06/09/2009 11:00PM

Louisiana bill calls for more racing dates


BOSSIER CITY, La. - Pending legislation at the state capitol in Baton Rouge would protect the number of Thoroughbred dates held annually in Louisiana and increase the number of Quarter Horse race dates.

Senate Bill 231, sponsored by Sen. Nick Geautreax (D-Abbeville), would make it mandatory for Evangeline Downs, Delta Downs, and Louisiana Downs to each run a minimum of 126 racing days per year with "not less than 80 days for Thoroughbreds and not less than 46 days for Quarter Horses." Because it has fewer slot machines, Fair Grounds would be required to hold only 12 Quarter Horse dates.

The new bill passed the senate 31-3 and is expected to be introduced to the house this week. If passed, the law would go into effect Aug. 15.

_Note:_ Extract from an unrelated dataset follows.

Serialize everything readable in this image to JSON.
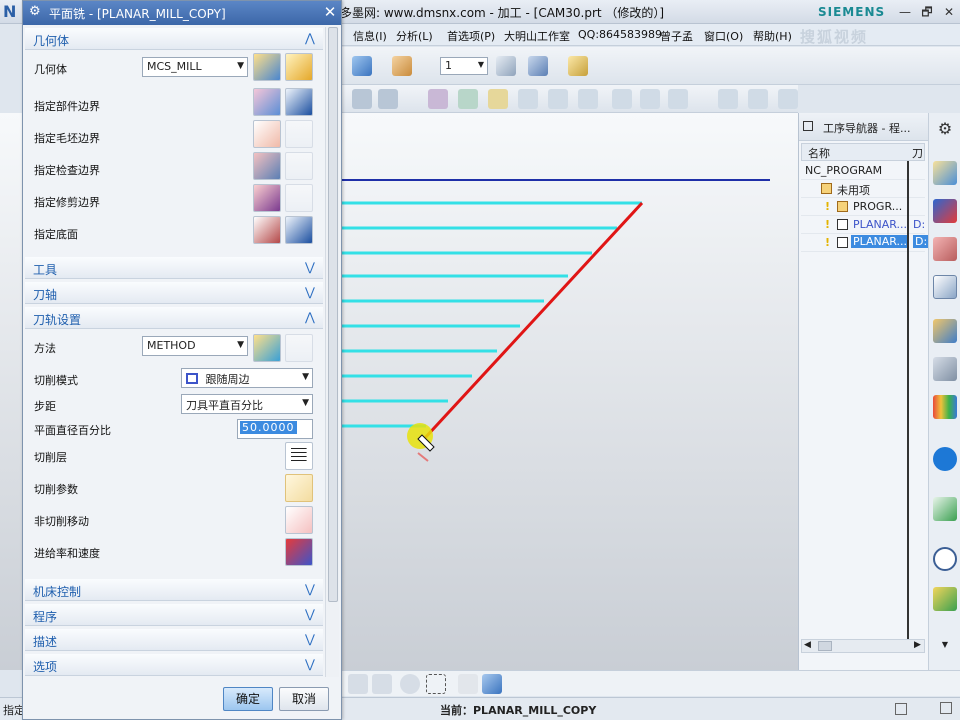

The bill has the support of horsemen.

"The bill basically protects our best interests," said trainer Sam David Jr., who is a board member of the Louisiana Horsemen's Benevolent and Protective Association and sits on the Louisiana Downs Backside Committee. "Current law states that any association in the state must run a minimum of 80 days. The law does not designate any particular breed. While no track has even suggested that they would mix Thoroughbred and Quarter Horse dates to fill out the 80-day requirement, we want to close the door on the possibility of a 60-20 day situation or even 40-40 split."

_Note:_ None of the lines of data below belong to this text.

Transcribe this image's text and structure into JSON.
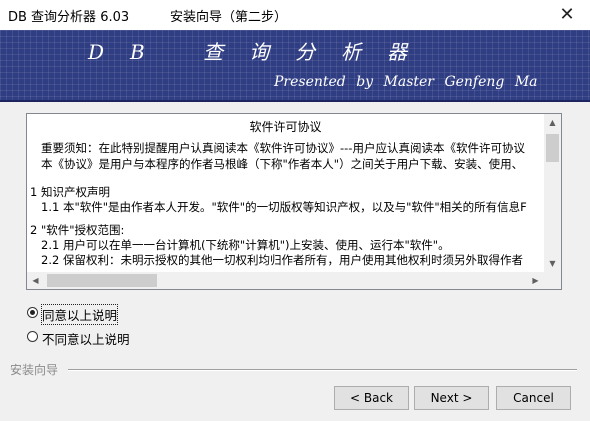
{
  "window": {
    "app_title": "DB 查询分析器 6.03",
    "dialog_title": "安装向导（第二步）",
    "close_label": "✕"
  },
  "banner": {
    "title": "DB 查询分析器",
    "subtitle": "Presented by Master Genfeng Ma"
  },
  "license": {
    "heading": "软件许可协议",
    "lines": [
      "重要须知：在此特别提醒用户认真阅读本《软件许可协议》---用户应认真阅读本《软件许可协议",
      "本《协议》是用户与本程序的作者马根峰（下称\"作者本人\"）之间关于用户下载、安装、使用、",
      "1    知识产权声明",
      "1.1  本\"软件\"是由作者本人开发。\"软件\"的一切版权等知识产权，以及与\"软件\"相关的所有信息F",
      "2    \"软件\"授权范围:",
      "2.1  用户可以在单一一台计算机(下统称\"计算机\")上安装、使用、运行本\"软件\"。",
      "2.2  保留权利：未明示授权的其他一切权利均归作者所有，用户使用其他权利时须另外取得作者"
    ]
  },
  "options": {
    "agree": "同意以上说明",
    "disagree": "不同意以上说明",
    "selected": "agree"
  },
  "group_label": "安装向导",
  "buttons": {
    "back": "< Back",
    "next": "Next >",
    "cancel": "Cancel"
  },
  "icons": {
    "scroll_up": "triangle-up",
    "scroll_down": "triangle-down",
    "scroll_left": "triangle-left",
    "scroll_right": "triangle-right"
  }
}
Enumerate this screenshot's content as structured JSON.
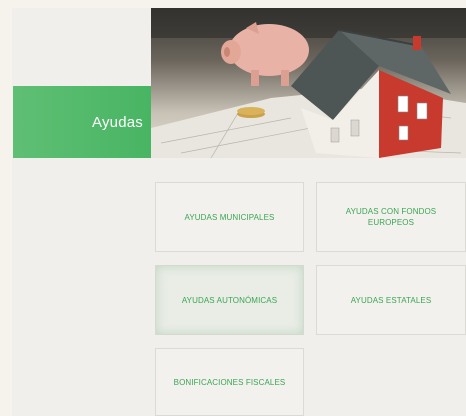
{
  "banner": {
    "label": "Ayudas"
  },
  "tiles": [
    {
      "label": "AYUDAS MUNICIPALES"
    },
    {
      "label": "AYUDAS CON FONDOS EUROPEOS"
    },
    {
      "label": "AYUDAS AUTONÓMICAS"
    },
    {
      "label": "AYUDAS ESTATALES"
    },
    {
      "label": "BONIFICACIONES FISCALES"
    }
  ],
  "colors": {
    "accent": "#4cb868",
    "tile_text": "#3aa552",
    "background": "#f1efeb"
  }
}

Every track in the state currently holds a Thoroughbred meet of more than 80 days, but the bill would require Louisiana Downs, Evangeline Downs, and Fair Grounds to schedule longer Quarter Horse meets. Louisiana Downs has conducted 40-day Quarter Horse meetings in each of the last two years, as has Evangeline Downs. Delta is in the midst of a 52-day Quarter Horse stand, while Fair Grounds is slated for a 10-day session in September.

The current law states that "an association shall not be licensed to conduct off-track betting or other authorized wagering in the state unless it conducts live racing for not less than 80 days during a 20-week period." The legislation was enacted before slot-machine revenue generated purse money for Quarter Horses. Louisiana Downs did not hold its first Quarter Horse season until 2004 and is not eager to extend the season.

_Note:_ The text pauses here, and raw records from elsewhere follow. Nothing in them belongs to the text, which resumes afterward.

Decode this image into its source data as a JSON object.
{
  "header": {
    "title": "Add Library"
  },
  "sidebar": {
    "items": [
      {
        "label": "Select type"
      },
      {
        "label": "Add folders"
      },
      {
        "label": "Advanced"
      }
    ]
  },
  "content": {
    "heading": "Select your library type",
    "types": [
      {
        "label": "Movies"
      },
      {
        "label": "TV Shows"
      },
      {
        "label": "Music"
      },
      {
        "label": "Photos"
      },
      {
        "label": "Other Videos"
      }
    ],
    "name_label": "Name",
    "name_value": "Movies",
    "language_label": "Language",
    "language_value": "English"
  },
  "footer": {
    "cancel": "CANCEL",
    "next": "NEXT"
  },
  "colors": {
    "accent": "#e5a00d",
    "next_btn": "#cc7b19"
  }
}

In a statement issued last week, Louisiana Downs management said, "If S.B. 231 passes, we will be required to increase our Quarter Horse races, which in turn will result in a financial loss."

"The extra days are going to dilute our purses for the Quarter Horse meeting," said Louisiana Downs director of racing, Trent McIntosh. "We are already feeling the pinch of declining slot revenue in these difficult times and this is just going to put added pressure on the purse structure."